Already, Weinstein's research has turned up interesting pharmacological insights. For example, the enzyme L-asparaginase is used to treat acute lymphoblastic leukaemia (ALL) because it destroys the amino acid L-asparagine in the blood. This works because ALL cells are unable to make their own supply of the amino acid, so once their access to it in the blood is blocked, they die. Weinstein has found that ovarian cancer cell lines have similar patterns of gene expression to ALL cells, which suggests that they might also be sensitive to L-asparaginase15.

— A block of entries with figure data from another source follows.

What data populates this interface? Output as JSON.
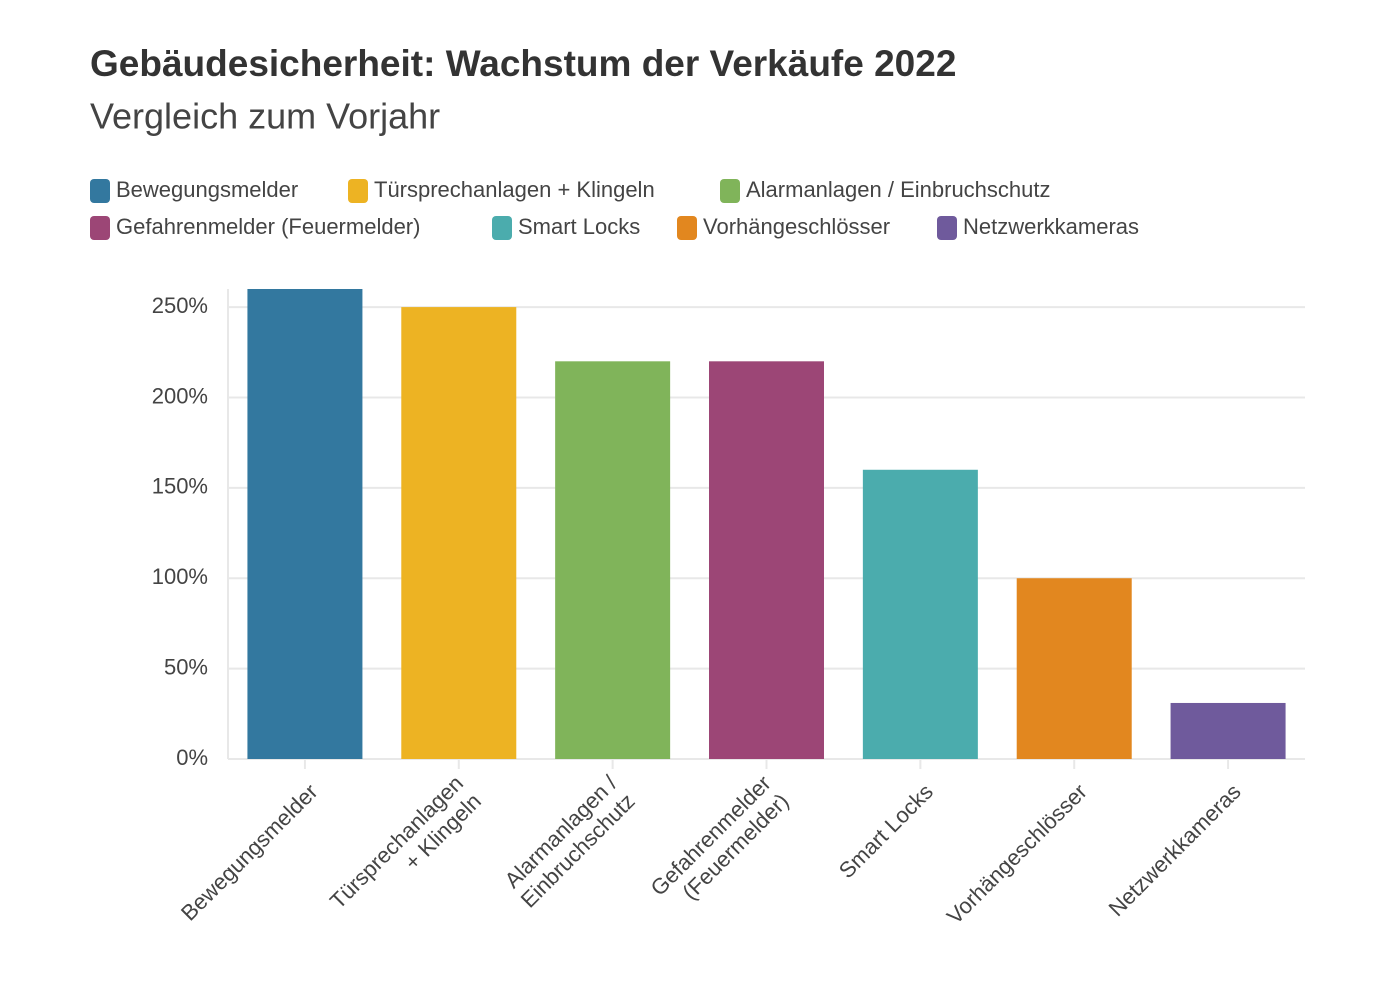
{
  "chart_data": {
    "type": "bar",
    "title": "Gebäudesicherheit: Wachstum der Verkäufe 2022",
    "subtitle": "Vergleich zum Vorjahr",
    "categories": [
      "Bewegungsmelder",
      "Türsprechanlagen + Klingeln",
      "Alarmanlagen / Einbruchschutz",
      "Gefahrenmelder (Feuermelder)",
      "Smart Locks",
      "Vorhängeschlösser",
      "Netzwerkkameras"
    ],
    "values": [
      260,
      250,
      220,
      220,
      160,
      100,
      31
    ],
    "colors": [
      "#33789f",
      "#edb323",
      "#80b45a",
      "#9c4676",
      "#4bacad",
      "#e2871f",
      "#6f5a9c"
    ],
    "ylim": [
      0,
      260
    ],
    "yticks": [
      {
        "value": 0,
        "label": "0%"
      },
      {
        "value": 50,
        "label": "50%"
      },
      {
        "value": 100,
        "label": "100%"
      },
      {
        "value": 150,
        "label": "150%"
      },
      {
        "value": 200,
        "label": "200%"
      },
      {
        "value": 250,
        "label": "250%"
      }
    ],
    "grid": true
  }
}
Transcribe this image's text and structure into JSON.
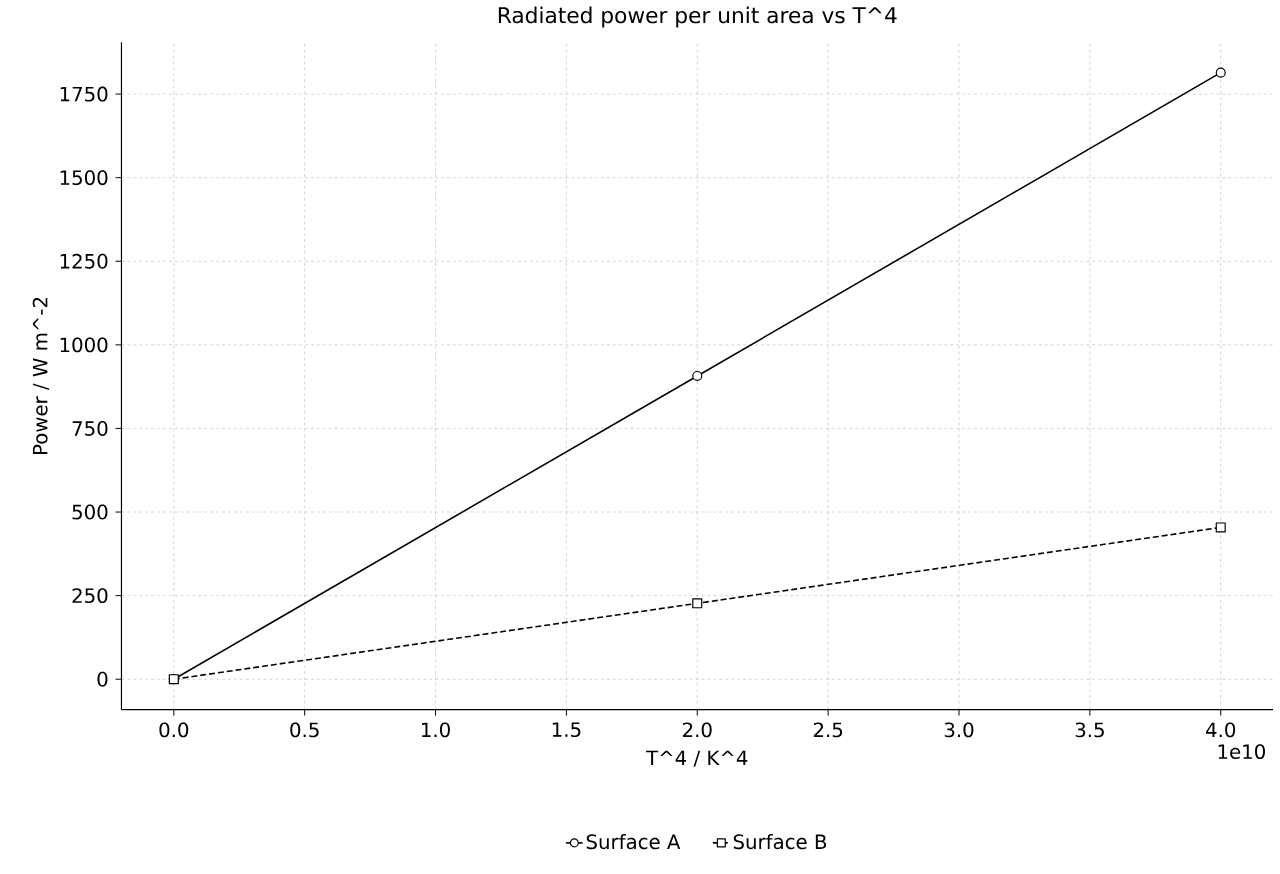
{
  "chart_data": {
    "type": "line",
    "title": "Radiated power per unit area vs T^4",
    "xlabel": "T^4 / K^4",
    "ylabel": "Power / W m^-2",
    "x": [
      0,
      2,
      4
    ],
    "series": [
      {
        "name": "Surface A",
        "color": "#000000",
        "values": [
          0,
          907,
          1814
        ],
        "marker": "circle",
        "line_style": "solid"
      },
      {
        "name": "Surface B",
        "color": "#000000",
        "values": [
          0,
          227,
          454
        ],
        "marker": "square",
        "line_style": "dashed"
      }
    ],
    "xlim": [
      -0.2,
      4.2
    ],
    "ylim": [
      -91,
      1905
    ],
    "xticks": [
      {
        "value": 0,
        "label": "0.0"
      },
      0.5,
      {
        "value": 1,
        "label": "1.0"
      },
      1.5,
      {
        "value": 2,
        "label": "2.0"
      },
      2.5,
      {
        "value": 3,
        "label": "3.0"
      },
      3.5,
      {
        "value": 4,
        "label": "4.0"
      }
    ],
    "yticks": [
      0,
      250,
      500,
      750,
      1000,
      1250,
      1500,
      1750
    ],
    "annotations": [
      "1e10"
    ],
    "grid": true,
    "legend": "bottom"
  }
}
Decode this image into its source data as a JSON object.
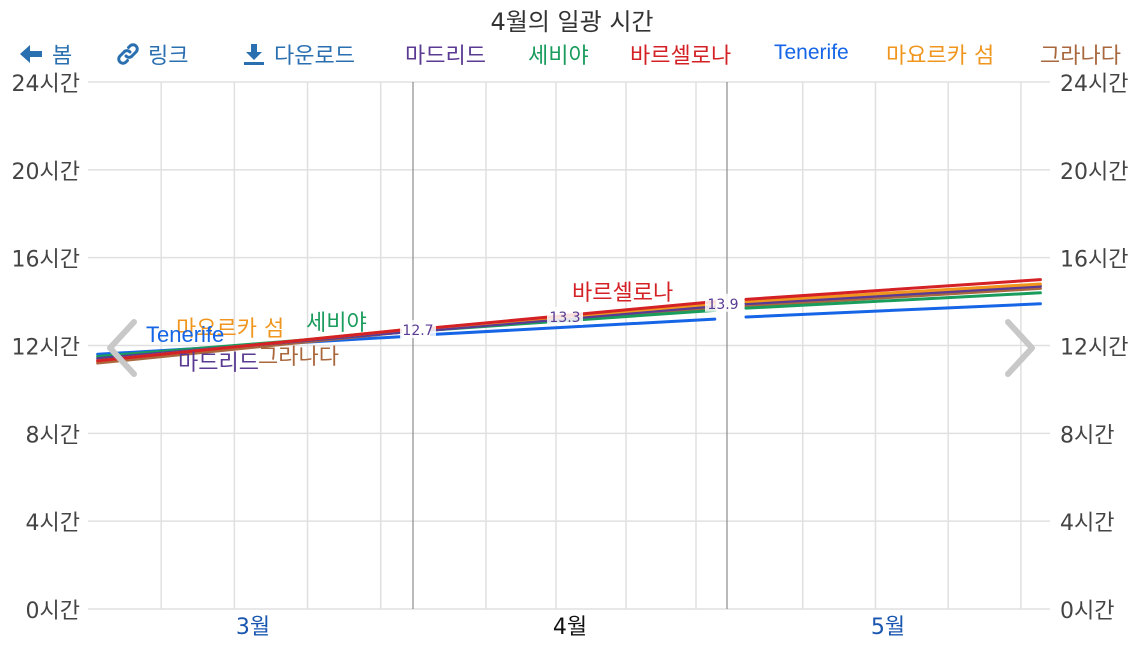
{
  "title": "4월의 일광 시간",
  "toolbar": {
    "back": {
      "label": "봄",
      "icon": "arrow-left-icon"
    },
    "link": {
      "label": "링크",
      "icon": "link-icon"
    },
    "download": {
      "label": "다운로드",
      "icon": "download-icon"
    }
  },
  "nav": {
    "prev_icon": "chevron-left-icon",
    "next_icon": "chevron-right-icon"
  },
  "colors": {
    "madrid": "#5a3a92",
    "seville": "#199c5c",
    "barcelona": "#d42125",
    "tenerife": "#1565e6",
    "mallorca": "#f0961e",
    "granada": "#a9673e",
    "grid": "#e0e0e0",
    "divider": "#8c8c8c"
  },
  "chart_data": {
    "type": "line",
    "title": "4월의 일광 시간",
    "ylim": [
      0,
      24
    ],
    "y_ticks": [
      "0시간",
      "4시간",
      "8시간",
      "12시간",
      "16시간",
      "20시간",
      "24시간"
    ],
    "y_tick_values": [
      0,
      4,
      8,
      12,
      16,
      20,
      24
    ],
    "x_labels": [
      "3월",
      "4월",
      "5월"
    ],
    "active_month": "4월",
    "grid": true,
    "legend_position": "top",
    "series": [
      {
        "name": "마드리드",
        "color": "#5a3a92",
        "segments": [
          {
            "month": "3월",
            "start": 11.4,
            "end": 12.6
          },
          {
            "month": "4월",
            "start": 12.7,
            "end": 13.8
          },
          {
            "month": "5월",
            "start": 13.9,
            "end": 14.7
          }
        ]
      },
      {
        "name": "세비야",
        "color": "#199c5c",
        "segments": [
          {
            "month": "3월",
            "start": 11.5,
            "end": 12.6
          },
          {
            "month": "4월",
            "start": 12.7,
            "end": 13.6
          },
          {
            "month": "5월",
            "start": 13.7,
            "end": 14.4
          }
        ]
      },
      {
        "name": "바르셀로나",
        "color": "#d42125",
        "segments": [
          {
            "month": "3월",
            "start": 11.3,
            "end": 12.7
          },
          {
            "month": "4월",
            "start": 12.8,
            "end": 14.0
          },
          {
            "month": "5월",
            "start": 14.1,
            "end": 15.0
          }
        ]
      },
      {
        "name": "Tenerife",
        "color": "#1565e6",
        "segments": [
          {
            "month": "3월",
            "start": 11.6,
            "end": 12.4
          },
          {
            "month": "4월",
            "start": 12.5,
            "end": 13.2
          },
          {
            "month": "5월",
            "start": 13.3,
            "end": 13.9
          }
        ]
      },
      {
        "name": "마요르카 섬",
        "color": "#f0961e",
        "segments": [
          {
            "month": "3월",
            "start": 11.3,
            "end": 12.7
          },
          {
            "month": "4월",
            "start": 12.8,
            "end": 13.9
          },
          {
            "month": "5월",
            "start": 14.0,
            "end": 14.8
          }
        ]
      },
      {
        "name": "그라나다",
        "color": "#a9673e",
        "segments": [
          {
            "month": "3월",
            "start": 11.2,
            "end": 12.6
          },
          {
            "month": "4월",
            "start": 12.7,
            "end": 13.7
          },
          {
            "month": "5월",
            "start": 13.8,
            "end": 14.6
          }
        ]
      }
    ],
    "data_labels": [
      {
        "series": "마드리드",
        "value": "12.7"
      },
      {
        "series": "마드리드",
        "value": "13.3"
      },
      {
        "series": "마드리드",
        "value": "13.9"
      }
    ],
    "annotations": [
      "마요르카 섬",
      "세비야",
      "Tenerife",
      "마드리드",
      "그라나다",
      "바르셀로나"
    ]
  }
}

Molecular profiling will yield masses of data to add to our existing understanding of the signalling pathways that influence cancer. But from this complexity, leading researchers are convinced that simple insights will emerge. “Cancer biology and treatment...will become a science with a conceptual structure and logical coherence that rivals that of chemistry or physics,” Hanahan and Weinberg argued in their 2000 review3. They claimed that within two decades, cell biologists will have derived a complete integrated circuit of the cell's signalling pathways, allowing us to model how specific genetic perturbations cause cancer, and to predict how to correct the problem using drugs acting on key points in the circuit.

Other experts agree that marrying this 'systems biology' approach with weapons such as Gleevec holds great promise — not of defeating cancer within a few years, as Nixon once promised, but hopefully of seeing real progress in the ongoing war on cancer over the next decade or two. “History shows that therapy comes when you understand the system of the disease,” says Bert Vogelstein, a leading cancer researcher at Johns Hopkins University in Baltimore, Maryland.